For those who tend to enjoy vacationing in the same location, the decision of where to go to relax and unwind might be easy—and if you invest in a vacation home, even easier.
For those considering making that move, every option with regard to investing in a vacation home presents its own upsides and downsides, making each individual’s choice different.
Take a few minutes to ponder the following to see what direction might make sense for you:
- Timeshares can be cheaper and require less maintenance than a second home while offering the flexibility to travel to various locations. They can also be illiquid and typically have steep recurring fees. While timeshares typically fit the lifestyle for the younger and more flexible, consider what happens when lifestyles change. Older people can become challenged with closing out or selling these investment vehicles. Their children do not want the burden of paying maintenance fees and property taxes, and charities will not accept them as donations, leaving few viable options to get rid of the investment.

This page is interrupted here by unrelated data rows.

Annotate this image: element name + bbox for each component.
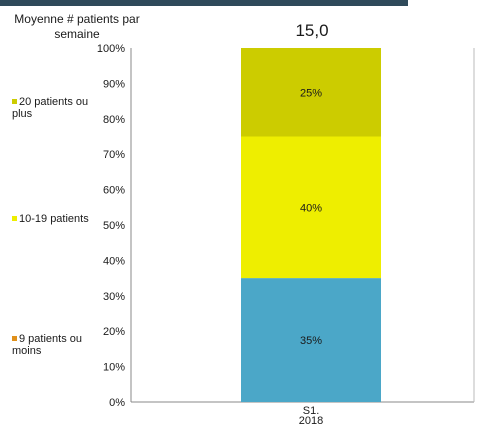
y-tick-label: 40%: [103, 255, 125, 267]
bar-data-label: 35%: [300, 335, 322, 347]
bar-data-label: 25%: [300, 87, 322, 99]
x-tick-label: 2018: [299, 415, 323, 427]
y-tick-label: 70%: [103, 149, 125, 161]
y-tick-label: 30%: [103, 291, 125, 303]
legend-label-20-plus: 20 patients ou plus: [12, 96, 89, 120]
legend-swatch-10-19: [12, 216, 17, 221]
headline-value: 15,0: [295, 21, 329, 40]
legend-label-9-or-less: 9 patients ou moins: [12, 333, 82, 357]
y-tick-label: 100%: [97, 43, 125, 55]
legend-swatch-9-or-less: [12, 336, 17, 341]
legend-title: Moyenne # patients par semaine: [14, 12, 140, 41]
header-bar: [0, 0, 408, 6]
x-tick-label: S1.: [303, 405, 320, 417]
y-tick-label: 10%: [103, 362, 125, 374]
bar-data-label: 40%: [300, 202, 322, 214]
legend-swatch-20-plus: [12, 99, 17, 104]
legend-item-20-plus: 20 patients ou plus: [12, 96, 107, 120]
y-tick-label: 20%: [103, 326, 125, 338]
bar-segment: [241, 136, 381, 279]
y-tick-label: 60%: [103, 185, 125, 197]
y-tick-label: 50%: [103, 220, 125, 232]
y-tick-label: 0%: [109, 397, 125, 409]
bar-segment: [241, 48, 381, 137]
legend-item-9-or-less: 9 patients ou moins: [12, 333, 107, 357]
legend-label-10-19: 10-19 patients: [19, 213, 89, 225]
y-tick-label: 90%: [103, 78, 125, 90]
y-tick-label: 80%: [103, 114, 125, 126]
legend-item-10-19: 10-19 patients: [12, 213, 107, 225]
bar-segment: [241, 278, 381, 402]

- Buying a second home can provide for a lovely vacation spot in the mountains or near the ocean. This option allows for a getaway with the convenience of having all of your "stuff" while potentially taking advantage of lower real estate costs and historically low mortgage rates. But what about the transaction fees and the potential headaches associated with maintenance/repair work that will be your responsibility? Many people will purchase the second home with the idea of renting it when they are not using it (Vacation Rental by Owner - VRBO), or use a management company to find renters and manage the property. This can help offset the monthly expenditures, but be careful as you might be dedicating more money, time and energy than you expected for the venture. Also, will you able to cover the monthly outflows if rentals are not as good as you hoped, and do you have the liquidity to cover mortgage payments when the property is vacant?

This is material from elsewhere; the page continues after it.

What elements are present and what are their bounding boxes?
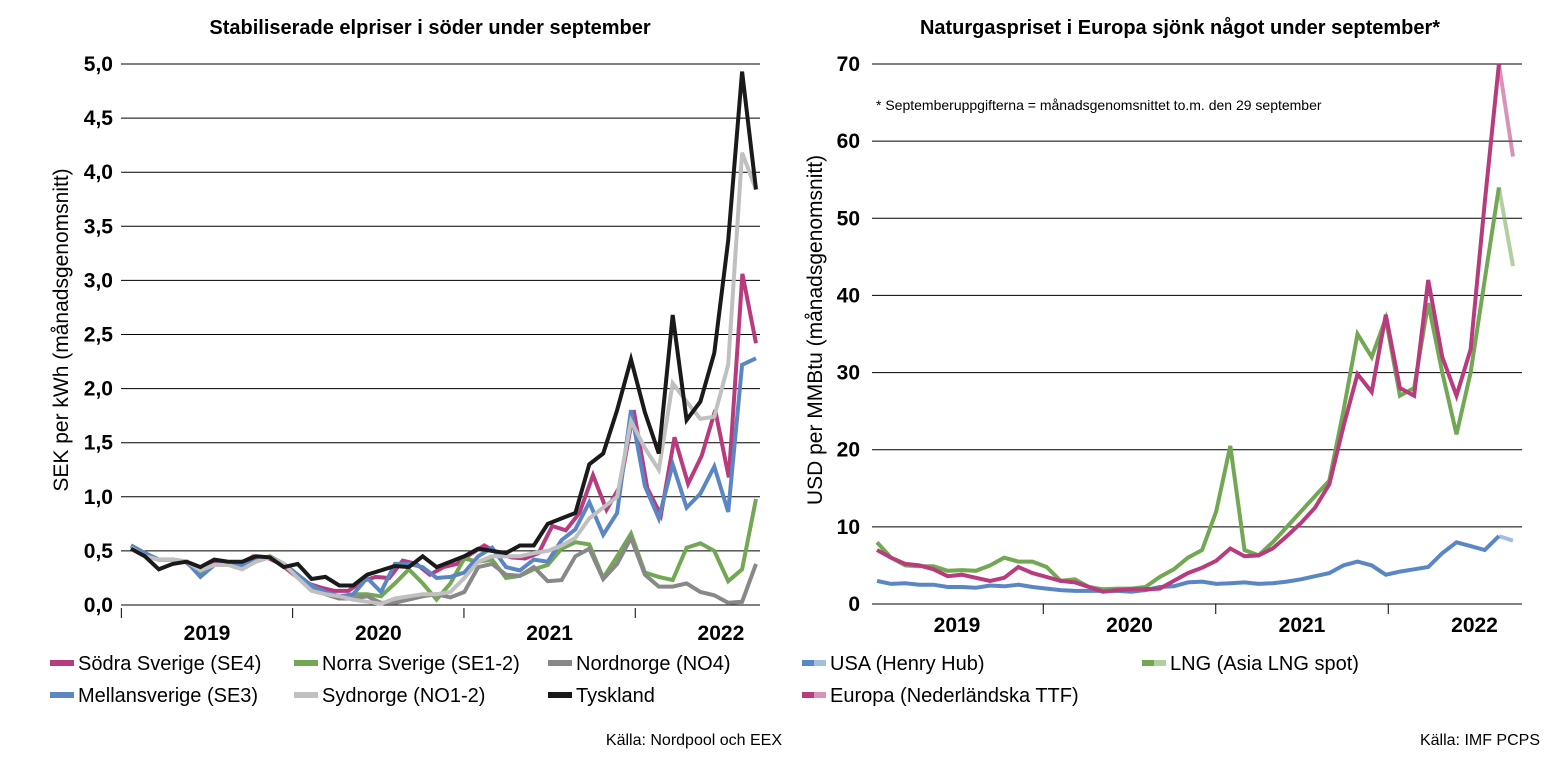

- Buying a vacation house with a bunch of friends, family or investors splits these options down the middle. This option, called a fractional, reduces the upfront cost, keeps the convenience and takes away the need to rent the property in the offseason. You can get potential tax deductions and a steady place that you can consider "home." With this option, just be sure to go into the arrangement with the proper documents that lay out "household rules" and what happens if someone wants or needs to exit the venture.
So How Do You Choose the Option That's Right for You?
After the market downturn of 2008, many began moving away from the idea of buying a second home and the complexities of ownership. They instead transitioned toward simply renting a place as-needed. Plain and simple renting, whether through VRBOs or on-the-market apartments, enables one to take advantage of visiting different cities and scenes without the responsibilities of property ownership.
Renting or "paying as you go" can help secure a posh pad in the middle of town or a great house right on the water for less than what you might have otherwise purchased outside of town, while giving you fewer headaches and less responsibility.
Second homes or additional properties can be great, but conversations about them are best had once you properly secure your financial future. A CFP® professional can help you take full advantage of tax-deferred or tax-preferred investment options, along with ensuring you have done everything necessary to properly protect your family before seriously considering a purchase of additional property.
Makes financial sense to me … how about you?